Seit ihrer Amtsübernahme 2007 hat die SNP-Minderheitsregierung bis zu vierzehn Teams von Beamten damit beschäftigt, diese Pläne auszuarbeiten. Salmond hält an seiner Forderung nach einem Unabhängigkeitsreferendum Ende 2010 fest, obwohl die drei Oppositionsparteien Widerstand leisten.

Die Wirtschafts- und Finanzkrise, die 2008 ausbrach, war ein schwerer Schlag für die Perspektive der SNP für ein unabhängiges Schottland. Sie brachte die beiden wichtigsten Finanzinstitutionen des Landes an den Rand des Zusammenbruchs. Die jüngsten Pläne zeigen jedoch, dass die Gefahr eines Auseinanderbrechens des Vereinigten Königreichs immer noch besteht. Angesichts andauernder wirtschaftlicher Instabilität wird dieser Prozess zu immer schärferen Konflikten führen. Im Protokoll des Treffens steht, dass jede künftige Beziehung zwischen London und einem unabhängigen Schottland hauptsächlich von "Konfrontation und Konflikt" geprägt wäre.

Diese Aussicht scheint die Anwesenden nicht beunruhigt zu haben. Das Protokoll vermerkt lediglich, dass ein unabhängiges Schottland in den Beziehungen zu London "auf vier Modi zurückgreifen wird: Konfrontation und Konflikt, Wettbewerb, Koexistenz und Zusammenarbeit. Wir müssen mit einer Mischung aus diesen Strategien arbeiten, um das beste Ergebnis für Schottland zu erreichen."

Das Programm der SNP ist weit davon entfernt, "das beste Ergebnis für Schottland" darzustellen. Es drückt die Meinung der lokalen Wirtschaftselite aus, die die Loslösung Schottlands vom Vereinigten Königreich als Mittel für ihre eigene Bereicherung auf Kosten der Arbeiterklasse sieht. Das wurde vor dem Finanzkollaps im letzten Jahr immer deutlicher. Damals beschworen die Journalisten die Hoffnung, dass Edinburghs starker Finanzsektor, die Einnahmen aus dem Nordseeöl und Senkungen der Unternehmenssteuern die Grundlage für eine lebensfähige Zukunft der schottischen Wirtschaft abgeben könnten. Ein unabhängiges Schottland könnte sich in den "Bogen des Wohlstands" einreihen, der damals von Irland über Island bis Norwegen reichte.

Alle diese Hoffnungen sind jetzt zerplatzt, und das Gerede über die Chance Schottlands, zu einem wohlhabenden Land zu werden, ist praktisch verstummt.

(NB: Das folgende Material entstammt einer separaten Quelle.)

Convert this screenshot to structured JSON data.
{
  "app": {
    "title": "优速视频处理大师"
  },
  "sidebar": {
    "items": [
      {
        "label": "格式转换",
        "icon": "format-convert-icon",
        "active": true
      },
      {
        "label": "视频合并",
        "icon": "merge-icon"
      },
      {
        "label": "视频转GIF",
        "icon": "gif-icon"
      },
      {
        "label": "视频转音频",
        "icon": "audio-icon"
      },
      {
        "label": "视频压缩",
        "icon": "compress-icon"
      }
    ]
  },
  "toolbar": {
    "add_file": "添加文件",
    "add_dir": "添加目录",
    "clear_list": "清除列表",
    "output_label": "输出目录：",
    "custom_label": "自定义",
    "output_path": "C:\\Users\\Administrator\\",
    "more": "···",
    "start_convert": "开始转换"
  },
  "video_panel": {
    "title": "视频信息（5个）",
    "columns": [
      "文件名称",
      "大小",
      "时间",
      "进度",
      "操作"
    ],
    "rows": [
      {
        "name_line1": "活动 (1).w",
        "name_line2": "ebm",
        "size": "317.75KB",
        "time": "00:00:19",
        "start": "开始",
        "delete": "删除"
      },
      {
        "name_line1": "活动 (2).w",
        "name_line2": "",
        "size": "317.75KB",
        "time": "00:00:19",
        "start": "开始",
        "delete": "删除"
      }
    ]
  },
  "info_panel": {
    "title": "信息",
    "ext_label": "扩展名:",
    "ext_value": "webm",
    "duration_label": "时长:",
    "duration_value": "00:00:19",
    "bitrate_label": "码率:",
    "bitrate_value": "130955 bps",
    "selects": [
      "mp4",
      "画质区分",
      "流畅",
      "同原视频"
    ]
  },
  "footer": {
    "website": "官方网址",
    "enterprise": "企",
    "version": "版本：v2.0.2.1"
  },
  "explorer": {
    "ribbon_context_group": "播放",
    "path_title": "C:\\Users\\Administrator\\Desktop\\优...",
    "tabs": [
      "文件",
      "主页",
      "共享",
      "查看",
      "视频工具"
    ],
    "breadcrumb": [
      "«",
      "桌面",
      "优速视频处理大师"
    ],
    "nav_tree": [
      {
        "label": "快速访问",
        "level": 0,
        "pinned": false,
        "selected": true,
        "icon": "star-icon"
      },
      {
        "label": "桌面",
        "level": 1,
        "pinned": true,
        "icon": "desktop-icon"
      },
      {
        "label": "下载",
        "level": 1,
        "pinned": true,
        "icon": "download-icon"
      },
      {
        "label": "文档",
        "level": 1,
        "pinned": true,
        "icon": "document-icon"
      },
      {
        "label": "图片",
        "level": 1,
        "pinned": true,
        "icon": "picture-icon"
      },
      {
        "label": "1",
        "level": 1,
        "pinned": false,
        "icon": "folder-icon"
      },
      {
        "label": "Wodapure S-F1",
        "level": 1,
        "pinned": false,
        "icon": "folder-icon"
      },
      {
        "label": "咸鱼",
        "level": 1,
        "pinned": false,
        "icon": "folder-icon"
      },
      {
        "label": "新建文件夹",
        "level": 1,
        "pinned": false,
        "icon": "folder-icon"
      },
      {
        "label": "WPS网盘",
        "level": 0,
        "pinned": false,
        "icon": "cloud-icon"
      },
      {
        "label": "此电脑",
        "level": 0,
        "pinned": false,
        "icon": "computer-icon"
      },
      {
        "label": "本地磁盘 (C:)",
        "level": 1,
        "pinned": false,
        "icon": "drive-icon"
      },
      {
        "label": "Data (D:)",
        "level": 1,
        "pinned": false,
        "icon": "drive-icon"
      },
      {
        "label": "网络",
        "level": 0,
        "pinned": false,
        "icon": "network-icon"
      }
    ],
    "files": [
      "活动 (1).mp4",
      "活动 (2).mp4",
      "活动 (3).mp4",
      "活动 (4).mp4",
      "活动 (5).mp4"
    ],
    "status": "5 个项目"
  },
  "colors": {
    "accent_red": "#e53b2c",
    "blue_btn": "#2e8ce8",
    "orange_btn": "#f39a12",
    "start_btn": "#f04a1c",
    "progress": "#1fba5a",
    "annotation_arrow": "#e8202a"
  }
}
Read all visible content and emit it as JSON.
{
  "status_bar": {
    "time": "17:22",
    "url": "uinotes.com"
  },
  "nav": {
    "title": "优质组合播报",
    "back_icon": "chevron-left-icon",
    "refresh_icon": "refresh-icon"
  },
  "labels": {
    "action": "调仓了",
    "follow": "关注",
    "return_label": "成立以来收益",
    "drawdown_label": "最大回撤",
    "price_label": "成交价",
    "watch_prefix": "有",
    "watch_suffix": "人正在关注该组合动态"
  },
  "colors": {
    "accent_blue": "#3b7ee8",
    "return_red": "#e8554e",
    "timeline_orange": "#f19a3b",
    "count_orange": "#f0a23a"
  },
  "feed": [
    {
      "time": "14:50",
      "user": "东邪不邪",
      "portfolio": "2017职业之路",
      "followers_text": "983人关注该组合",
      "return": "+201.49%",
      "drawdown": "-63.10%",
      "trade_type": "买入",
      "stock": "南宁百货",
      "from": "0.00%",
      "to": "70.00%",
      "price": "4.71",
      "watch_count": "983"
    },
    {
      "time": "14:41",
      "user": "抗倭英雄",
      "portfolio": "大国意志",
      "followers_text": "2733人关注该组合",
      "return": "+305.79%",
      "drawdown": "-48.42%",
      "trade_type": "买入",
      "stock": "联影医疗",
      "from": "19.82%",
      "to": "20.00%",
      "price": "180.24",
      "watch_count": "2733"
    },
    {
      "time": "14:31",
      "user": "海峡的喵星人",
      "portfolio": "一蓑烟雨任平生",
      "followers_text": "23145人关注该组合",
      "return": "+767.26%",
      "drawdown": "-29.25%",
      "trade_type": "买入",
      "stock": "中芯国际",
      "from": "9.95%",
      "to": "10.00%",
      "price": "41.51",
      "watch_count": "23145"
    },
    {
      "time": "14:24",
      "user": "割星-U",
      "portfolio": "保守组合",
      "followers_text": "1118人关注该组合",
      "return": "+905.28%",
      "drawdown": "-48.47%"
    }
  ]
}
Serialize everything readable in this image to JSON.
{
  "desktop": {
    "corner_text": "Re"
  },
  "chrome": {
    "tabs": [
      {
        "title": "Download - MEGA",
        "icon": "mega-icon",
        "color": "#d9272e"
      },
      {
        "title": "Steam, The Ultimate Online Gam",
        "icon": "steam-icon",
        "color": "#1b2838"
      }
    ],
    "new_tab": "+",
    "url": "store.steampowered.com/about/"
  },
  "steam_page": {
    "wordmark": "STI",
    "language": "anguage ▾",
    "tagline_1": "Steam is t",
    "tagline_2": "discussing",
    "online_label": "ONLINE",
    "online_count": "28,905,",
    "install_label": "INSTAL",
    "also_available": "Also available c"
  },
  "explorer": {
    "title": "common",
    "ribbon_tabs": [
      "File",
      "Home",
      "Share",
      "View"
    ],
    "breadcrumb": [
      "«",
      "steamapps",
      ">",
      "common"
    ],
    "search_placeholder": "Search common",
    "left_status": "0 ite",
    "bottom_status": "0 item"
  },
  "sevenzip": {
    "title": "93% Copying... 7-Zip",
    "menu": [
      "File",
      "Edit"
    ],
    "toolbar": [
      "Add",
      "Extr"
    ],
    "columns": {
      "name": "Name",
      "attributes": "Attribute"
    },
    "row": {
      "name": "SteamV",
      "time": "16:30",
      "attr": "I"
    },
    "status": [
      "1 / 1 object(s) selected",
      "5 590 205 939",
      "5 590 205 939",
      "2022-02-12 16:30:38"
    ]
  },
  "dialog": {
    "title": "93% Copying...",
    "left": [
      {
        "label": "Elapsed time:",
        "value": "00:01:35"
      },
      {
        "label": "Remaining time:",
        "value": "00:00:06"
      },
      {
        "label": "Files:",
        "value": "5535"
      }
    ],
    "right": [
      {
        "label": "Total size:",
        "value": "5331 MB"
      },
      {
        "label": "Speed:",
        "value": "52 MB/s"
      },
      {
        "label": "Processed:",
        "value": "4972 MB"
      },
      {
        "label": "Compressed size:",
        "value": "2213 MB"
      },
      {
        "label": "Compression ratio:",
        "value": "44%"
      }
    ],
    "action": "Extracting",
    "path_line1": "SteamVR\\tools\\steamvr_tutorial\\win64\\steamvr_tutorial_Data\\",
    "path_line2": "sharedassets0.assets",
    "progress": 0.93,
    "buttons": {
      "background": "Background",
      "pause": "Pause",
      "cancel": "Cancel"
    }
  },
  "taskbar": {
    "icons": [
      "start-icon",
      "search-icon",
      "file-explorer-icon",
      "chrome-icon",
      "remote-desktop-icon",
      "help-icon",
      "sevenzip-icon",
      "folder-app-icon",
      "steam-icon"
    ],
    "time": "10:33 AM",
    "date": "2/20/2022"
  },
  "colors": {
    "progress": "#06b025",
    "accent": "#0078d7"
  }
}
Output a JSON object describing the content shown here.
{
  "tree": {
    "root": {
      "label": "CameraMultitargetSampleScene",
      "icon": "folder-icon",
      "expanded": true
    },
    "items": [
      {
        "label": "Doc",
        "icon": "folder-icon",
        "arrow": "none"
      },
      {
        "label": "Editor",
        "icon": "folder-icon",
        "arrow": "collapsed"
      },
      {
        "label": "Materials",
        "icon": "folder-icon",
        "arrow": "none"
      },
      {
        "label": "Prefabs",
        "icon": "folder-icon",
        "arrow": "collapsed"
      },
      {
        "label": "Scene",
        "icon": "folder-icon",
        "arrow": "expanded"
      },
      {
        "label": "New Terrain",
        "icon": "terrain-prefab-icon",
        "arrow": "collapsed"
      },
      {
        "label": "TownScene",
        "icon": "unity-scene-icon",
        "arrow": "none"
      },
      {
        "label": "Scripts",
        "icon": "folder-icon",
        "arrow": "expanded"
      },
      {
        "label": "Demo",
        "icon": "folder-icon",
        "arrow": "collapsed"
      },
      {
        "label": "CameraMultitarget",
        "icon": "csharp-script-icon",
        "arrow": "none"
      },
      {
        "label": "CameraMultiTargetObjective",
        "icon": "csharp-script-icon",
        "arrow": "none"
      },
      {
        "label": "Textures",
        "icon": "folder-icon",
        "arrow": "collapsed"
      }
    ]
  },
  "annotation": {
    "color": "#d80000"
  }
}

Stattdessen fordert die Wirtschaftselite ungeschminkt, der Arbeiterklasse die Last der Wirtschaftskrise durch Ausgabenkürzungen und Steuererhöhungen aufzubürden.

Der jüngste Haushaltsentwurf ist nur ein Beispiel für diesen neuen Kurs der SNP. Sie betont jetzt noch stärker ihre Forderung nach eigener Steuergesetzgebung für Holyrood, um die Unternehmenssteuern auf 12,5 Prozent senken zu können. Damit soll Schottland zu einer Billiglohnplattform und einem Paradies für das Finanzkapital gemacht werden. Die Folgen einer solchen Strategie sind heute schon in Irland deutlich zu sehen, wo die Regierung brutale Ausgabenkürzungen auf Kosten der arbeitenden Bevölkerung durchführt.

Siehe auch:
Die Scottish National Party veröffentlicht ein Unabhängigkeitspapier
(4. September 2007)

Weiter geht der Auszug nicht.